Basada en una historia real, y casi como si recogiera el testigo de aquellos relatos cristianos a lo Vidas ejemplares, el protagonista de la película, Desmond T. Doss, es un héroe atípico en las películas bélicas porque no toma colinas ni acaba con un batallón de enemigos.  No, él intenta salvar a sus camaradas heridos de una y otra trinchera del campo de batalla porque es un soldado, un soldado sanitario que se ha negado a llevar un arma.

Mel Gibson es un cineasta que siente una extraña adicción por mostrar la violencia en sus películas. Lo comprobamos en La pasión de Cristo, conta en la que visualiza con descarnado realismo el sufrimiento de Jesús a manos de los romanos y en Apocalypto el que padecieron las tribus indígenas que sucumbieron ante los mayas.

Ahora, en Hasta el último hombre, escenifica y con notable alto, por cierto, una guerra en la que el enemigo –los japoneses porque Desmond T. Doss fue destinado al frente del Pacífico– no tiene identidad salvo que es el enemigo. Un enemigo al que hay que exterminar porque, objetivamente, esa campaña fue una operación de limpieza isla por isla, territorio a territorio y en la que no hubo respeto al contrario, aunque Mel Gibson muestra en unos breves segundos la ceremonia de suicidio ritual de un oficial nipón cuando todo está perdido para su ejército.

Lo insólito en todo caso de un filme como Hasta el último hombre tras su estreno en España es el debate que ha suscitado entre los seguidores y detractores del cineasta y también actor.
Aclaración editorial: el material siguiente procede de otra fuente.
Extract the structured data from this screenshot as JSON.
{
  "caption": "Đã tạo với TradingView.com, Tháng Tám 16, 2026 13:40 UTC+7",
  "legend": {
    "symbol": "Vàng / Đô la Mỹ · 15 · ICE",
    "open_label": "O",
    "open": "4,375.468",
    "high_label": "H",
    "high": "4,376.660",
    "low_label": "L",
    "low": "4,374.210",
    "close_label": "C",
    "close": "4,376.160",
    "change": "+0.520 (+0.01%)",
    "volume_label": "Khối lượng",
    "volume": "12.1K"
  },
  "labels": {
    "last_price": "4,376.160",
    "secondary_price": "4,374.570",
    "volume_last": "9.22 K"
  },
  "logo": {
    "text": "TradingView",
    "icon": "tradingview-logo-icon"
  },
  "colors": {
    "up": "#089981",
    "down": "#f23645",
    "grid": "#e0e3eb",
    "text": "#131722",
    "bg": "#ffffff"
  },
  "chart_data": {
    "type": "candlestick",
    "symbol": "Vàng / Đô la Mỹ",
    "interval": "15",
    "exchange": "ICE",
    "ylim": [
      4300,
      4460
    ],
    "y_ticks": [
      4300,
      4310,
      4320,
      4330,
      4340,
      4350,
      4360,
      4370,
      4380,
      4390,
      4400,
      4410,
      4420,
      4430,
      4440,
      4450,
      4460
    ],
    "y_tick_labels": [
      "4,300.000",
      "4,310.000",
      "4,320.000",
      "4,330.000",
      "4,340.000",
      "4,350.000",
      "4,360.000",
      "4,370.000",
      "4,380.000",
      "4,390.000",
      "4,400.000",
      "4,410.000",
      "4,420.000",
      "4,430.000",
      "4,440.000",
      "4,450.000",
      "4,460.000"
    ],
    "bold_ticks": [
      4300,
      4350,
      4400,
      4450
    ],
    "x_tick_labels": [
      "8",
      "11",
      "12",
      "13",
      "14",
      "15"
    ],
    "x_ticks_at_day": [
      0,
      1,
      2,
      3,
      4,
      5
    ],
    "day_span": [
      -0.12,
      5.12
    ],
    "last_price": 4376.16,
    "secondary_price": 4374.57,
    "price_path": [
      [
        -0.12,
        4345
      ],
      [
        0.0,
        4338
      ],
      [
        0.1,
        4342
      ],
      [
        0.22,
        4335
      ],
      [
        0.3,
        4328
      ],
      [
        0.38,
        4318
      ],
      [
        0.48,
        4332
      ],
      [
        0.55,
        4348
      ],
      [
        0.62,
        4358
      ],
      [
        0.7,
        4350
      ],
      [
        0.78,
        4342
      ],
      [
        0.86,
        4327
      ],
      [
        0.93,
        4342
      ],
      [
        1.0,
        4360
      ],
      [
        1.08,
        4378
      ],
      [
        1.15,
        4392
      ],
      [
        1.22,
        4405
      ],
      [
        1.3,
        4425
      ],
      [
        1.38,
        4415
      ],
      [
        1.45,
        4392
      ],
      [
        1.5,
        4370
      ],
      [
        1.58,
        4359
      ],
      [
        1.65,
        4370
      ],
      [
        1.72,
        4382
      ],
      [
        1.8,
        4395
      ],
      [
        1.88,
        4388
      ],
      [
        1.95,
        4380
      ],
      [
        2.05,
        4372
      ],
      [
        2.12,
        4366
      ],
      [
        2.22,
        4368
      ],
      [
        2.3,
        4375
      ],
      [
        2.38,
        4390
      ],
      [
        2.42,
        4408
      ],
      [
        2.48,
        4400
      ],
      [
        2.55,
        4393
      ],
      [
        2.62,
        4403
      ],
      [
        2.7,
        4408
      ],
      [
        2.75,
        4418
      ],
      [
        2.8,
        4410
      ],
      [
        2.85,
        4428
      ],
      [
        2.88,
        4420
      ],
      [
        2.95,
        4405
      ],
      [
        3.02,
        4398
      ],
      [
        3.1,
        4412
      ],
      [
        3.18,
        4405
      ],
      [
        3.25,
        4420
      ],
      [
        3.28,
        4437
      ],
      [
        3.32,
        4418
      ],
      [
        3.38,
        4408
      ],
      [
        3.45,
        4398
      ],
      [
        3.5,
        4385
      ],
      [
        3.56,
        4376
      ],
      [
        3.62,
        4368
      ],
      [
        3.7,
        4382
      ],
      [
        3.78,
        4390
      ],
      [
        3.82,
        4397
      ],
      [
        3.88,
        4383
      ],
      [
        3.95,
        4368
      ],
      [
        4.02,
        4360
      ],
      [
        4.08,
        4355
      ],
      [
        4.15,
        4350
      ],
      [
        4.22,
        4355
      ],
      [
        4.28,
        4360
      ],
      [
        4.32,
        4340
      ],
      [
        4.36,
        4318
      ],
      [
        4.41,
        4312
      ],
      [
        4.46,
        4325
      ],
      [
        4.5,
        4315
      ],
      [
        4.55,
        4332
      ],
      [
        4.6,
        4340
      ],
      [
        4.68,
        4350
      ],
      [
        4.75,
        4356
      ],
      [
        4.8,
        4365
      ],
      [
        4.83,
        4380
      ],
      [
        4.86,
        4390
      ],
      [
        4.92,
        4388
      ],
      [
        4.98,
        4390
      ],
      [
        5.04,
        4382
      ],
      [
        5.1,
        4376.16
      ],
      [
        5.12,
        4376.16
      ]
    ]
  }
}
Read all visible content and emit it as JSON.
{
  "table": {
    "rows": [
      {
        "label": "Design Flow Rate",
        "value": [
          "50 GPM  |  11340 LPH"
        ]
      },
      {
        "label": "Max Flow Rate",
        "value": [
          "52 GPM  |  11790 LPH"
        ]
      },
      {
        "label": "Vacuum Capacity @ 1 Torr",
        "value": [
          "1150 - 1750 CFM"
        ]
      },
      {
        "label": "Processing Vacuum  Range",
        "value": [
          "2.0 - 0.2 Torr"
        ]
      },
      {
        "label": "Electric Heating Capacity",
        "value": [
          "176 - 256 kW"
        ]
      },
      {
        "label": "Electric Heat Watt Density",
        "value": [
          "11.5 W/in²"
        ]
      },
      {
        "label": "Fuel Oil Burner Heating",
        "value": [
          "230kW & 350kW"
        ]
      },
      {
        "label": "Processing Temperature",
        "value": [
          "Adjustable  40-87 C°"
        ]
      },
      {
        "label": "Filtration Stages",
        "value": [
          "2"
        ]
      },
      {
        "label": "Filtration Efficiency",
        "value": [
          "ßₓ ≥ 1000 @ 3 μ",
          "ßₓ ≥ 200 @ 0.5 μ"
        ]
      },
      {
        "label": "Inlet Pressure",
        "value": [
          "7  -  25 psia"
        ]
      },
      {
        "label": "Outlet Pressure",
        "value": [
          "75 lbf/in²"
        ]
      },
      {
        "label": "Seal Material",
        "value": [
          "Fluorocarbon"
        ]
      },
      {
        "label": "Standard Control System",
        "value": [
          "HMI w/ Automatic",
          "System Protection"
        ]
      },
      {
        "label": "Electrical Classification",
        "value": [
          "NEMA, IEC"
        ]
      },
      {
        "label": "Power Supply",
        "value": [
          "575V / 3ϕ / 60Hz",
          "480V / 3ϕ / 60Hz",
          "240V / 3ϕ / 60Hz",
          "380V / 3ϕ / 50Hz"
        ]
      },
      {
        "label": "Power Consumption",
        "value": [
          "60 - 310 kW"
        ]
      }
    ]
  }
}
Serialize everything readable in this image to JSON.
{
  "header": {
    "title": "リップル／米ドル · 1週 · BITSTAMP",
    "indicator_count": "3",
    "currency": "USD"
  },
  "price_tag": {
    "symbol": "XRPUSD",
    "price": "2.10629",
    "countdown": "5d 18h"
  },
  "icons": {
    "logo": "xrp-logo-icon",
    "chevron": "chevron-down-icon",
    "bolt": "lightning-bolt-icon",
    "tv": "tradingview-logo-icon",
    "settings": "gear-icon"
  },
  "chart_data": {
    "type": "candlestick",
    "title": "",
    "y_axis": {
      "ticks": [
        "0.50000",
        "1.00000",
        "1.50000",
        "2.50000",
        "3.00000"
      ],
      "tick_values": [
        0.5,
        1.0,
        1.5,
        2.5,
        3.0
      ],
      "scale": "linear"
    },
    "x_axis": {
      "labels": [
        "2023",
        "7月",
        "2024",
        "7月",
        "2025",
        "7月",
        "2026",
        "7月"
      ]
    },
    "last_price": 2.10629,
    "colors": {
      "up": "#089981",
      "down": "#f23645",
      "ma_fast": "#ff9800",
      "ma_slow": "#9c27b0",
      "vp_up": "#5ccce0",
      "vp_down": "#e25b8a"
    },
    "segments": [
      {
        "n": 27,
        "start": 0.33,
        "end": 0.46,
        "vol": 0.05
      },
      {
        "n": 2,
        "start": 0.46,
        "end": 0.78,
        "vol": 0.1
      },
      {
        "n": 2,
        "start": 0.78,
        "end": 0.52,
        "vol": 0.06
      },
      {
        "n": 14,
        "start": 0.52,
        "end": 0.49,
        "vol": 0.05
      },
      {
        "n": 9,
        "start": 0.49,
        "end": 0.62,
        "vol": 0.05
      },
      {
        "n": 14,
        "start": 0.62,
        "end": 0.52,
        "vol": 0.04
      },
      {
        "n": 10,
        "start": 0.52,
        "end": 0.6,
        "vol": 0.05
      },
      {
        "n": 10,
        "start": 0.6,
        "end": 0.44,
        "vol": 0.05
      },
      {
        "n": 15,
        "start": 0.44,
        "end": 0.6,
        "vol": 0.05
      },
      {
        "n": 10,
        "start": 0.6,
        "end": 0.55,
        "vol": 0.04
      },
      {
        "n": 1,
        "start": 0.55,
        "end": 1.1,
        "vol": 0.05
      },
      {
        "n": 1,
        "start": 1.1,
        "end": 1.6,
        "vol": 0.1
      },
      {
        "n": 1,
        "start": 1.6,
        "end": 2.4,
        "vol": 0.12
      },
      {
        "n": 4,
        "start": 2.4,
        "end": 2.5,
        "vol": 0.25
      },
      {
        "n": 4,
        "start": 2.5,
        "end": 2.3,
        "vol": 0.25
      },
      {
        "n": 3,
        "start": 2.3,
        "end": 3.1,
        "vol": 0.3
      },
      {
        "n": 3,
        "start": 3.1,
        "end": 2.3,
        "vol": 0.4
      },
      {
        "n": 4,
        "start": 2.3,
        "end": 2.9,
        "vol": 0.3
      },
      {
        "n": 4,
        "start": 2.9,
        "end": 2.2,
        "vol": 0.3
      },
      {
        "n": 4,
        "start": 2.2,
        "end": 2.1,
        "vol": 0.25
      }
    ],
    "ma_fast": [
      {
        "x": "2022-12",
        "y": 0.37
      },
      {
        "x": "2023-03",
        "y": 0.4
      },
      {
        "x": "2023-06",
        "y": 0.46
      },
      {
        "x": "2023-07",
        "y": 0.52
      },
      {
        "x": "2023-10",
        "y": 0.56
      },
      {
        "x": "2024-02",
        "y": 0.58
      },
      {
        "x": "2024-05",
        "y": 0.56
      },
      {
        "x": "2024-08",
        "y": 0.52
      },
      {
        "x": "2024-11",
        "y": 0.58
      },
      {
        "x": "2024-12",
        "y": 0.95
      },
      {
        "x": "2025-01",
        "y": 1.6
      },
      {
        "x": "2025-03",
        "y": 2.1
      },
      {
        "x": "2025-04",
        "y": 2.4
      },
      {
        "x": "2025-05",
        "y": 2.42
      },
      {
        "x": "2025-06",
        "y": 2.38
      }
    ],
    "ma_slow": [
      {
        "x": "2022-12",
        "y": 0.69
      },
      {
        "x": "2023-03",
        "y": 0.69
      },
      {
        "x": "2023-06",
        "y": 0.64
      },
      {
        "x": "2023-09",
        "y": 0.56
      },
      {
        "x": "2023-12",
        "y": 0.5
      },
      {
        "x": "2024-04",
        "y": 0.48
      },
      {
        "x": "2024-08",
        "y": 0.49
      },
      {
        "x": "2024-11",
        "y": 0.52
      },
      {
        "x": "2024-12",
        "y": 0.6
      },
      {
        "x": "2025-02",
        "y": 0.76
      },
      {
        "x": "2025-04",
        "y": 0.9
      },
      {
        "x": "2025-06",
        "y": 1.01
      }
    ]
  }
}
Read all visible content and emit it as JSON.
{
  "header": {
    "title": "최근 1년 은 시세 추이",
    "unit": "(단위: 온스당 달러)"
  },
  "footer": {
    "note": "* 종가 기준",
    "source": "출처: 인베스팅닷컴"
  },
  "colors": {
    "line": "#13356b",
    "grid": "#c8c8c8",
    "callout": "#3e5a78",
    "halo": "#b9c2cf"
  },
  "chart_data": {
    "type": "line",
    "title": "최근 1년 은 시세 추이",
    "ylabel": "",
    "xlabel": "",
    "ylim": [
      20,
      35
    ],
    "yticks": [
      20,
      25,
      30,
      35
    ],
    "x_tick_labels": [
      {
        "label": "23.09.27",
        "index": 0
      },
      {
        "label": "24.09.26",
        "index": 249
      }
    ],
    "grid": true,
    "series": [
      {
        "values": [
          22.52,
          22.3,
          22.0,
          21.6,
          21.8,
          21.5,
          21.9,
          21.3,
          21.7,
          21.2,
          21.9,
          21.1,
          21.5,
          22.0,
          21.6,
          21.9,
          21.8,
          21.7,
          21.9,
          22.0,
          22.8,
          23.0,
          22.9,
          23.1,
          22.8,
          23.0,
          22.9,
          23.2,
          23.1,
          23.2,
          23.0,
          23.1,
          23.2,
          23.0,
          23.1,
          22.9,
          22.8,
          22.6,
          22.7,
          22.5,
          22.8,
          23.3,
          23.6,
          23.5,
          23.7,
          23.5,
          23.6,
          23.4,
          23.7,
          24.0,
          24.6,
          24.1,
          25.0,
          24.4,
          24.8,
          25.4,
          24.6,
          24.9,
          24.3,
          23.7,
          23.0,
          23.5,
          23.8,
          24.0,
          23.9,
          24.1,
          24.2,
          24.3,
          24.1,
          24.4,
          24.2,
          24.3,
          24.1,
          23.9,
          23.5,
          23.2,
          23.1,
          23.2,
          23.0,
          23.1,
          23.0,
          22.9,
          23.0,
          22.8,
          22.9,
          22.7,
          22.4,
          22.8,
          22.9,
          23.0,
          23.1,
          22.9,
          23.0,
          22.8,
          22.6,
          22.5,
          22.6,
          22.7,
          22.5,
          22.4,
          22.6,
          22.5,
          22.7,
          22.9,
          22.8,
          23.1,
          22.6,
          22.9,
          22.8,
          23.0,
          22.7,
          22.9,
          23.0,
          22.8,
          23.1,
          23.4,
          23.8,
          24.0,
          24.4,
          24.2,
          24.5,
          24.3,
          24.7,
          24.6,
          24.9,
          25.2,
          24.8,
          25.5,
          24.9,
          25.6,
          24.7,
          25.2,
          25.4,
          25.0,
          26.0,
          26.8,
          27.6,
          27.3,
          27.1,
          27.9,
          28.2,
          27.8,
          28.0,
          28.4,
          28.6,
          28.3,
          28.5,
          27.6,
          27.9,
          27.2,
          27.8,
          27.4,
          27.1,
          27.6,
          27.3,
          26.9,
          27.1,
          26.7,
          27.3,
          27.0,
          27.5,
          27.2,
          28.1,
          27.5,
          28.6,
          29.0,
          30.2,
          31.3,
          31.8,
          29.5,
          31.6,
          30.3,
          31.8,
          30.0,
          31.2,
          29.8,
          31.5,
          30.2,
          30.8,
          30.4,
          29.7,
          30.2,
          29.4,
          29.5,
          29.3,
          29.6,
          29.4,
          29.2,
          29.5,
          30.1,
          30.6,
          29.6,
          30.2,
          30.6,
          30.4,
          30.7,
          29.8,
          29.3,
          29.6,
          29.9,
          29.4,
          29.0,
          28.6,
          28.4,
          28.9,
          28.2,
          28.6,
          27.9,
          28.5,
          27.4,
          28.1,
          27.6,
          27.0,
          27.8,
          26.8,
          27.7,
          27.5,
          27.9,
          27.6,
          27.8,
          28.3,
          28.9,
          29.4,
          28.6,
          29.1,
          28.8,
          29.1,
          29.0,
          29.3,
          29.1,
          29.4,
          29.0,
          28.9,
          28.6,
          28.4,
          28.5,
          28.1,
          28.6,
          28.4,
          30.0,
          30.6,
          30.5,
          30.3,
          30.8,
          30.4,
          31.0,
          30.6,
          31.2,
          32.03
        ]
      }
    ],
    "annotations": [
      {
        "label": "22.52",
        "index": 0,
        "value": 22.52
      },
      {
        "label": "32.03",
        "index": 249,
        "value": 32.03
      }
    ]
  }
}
Cada uno de esos comentarios, los que está a favor y en contra, coinciden en resaltar la recuperación de un hombre que aún arrastra su cruz, pero poco o nada de una película que tiene cierto sabor a clásico y un mensaje, al fin y al cabo, profundamente pacifista aunque no antibelicista y mucho menos antimilitarista. De hecho, el ejército se muestra como un complejo entramado de normas que ha sido diseñado para que los hombres aprendan a matar por su país. La clave del largomentraje es cómo resulve y muestra la integración de un objetor de conciencia en esa estructura tan rígida. Y como llega a ser un héroe en la batalla sin disparar un solo tiro.

De esta pasta se forjan los héroes de Mel Gibson. Y lo desconcertante es que se tratan de héroes reales, que son de carne y huesos. Hombres (atención al trabajo de Andrew Garfield) y mujeres (atención al trabajo de la actriz Teresa Palmer) capaz de darlo todo por los demás. Y dicho así, en estos tiempos que corren, es más que un mérito todo un milagro.

Saludos, cielo azul celeste, desde este lado del ordenador.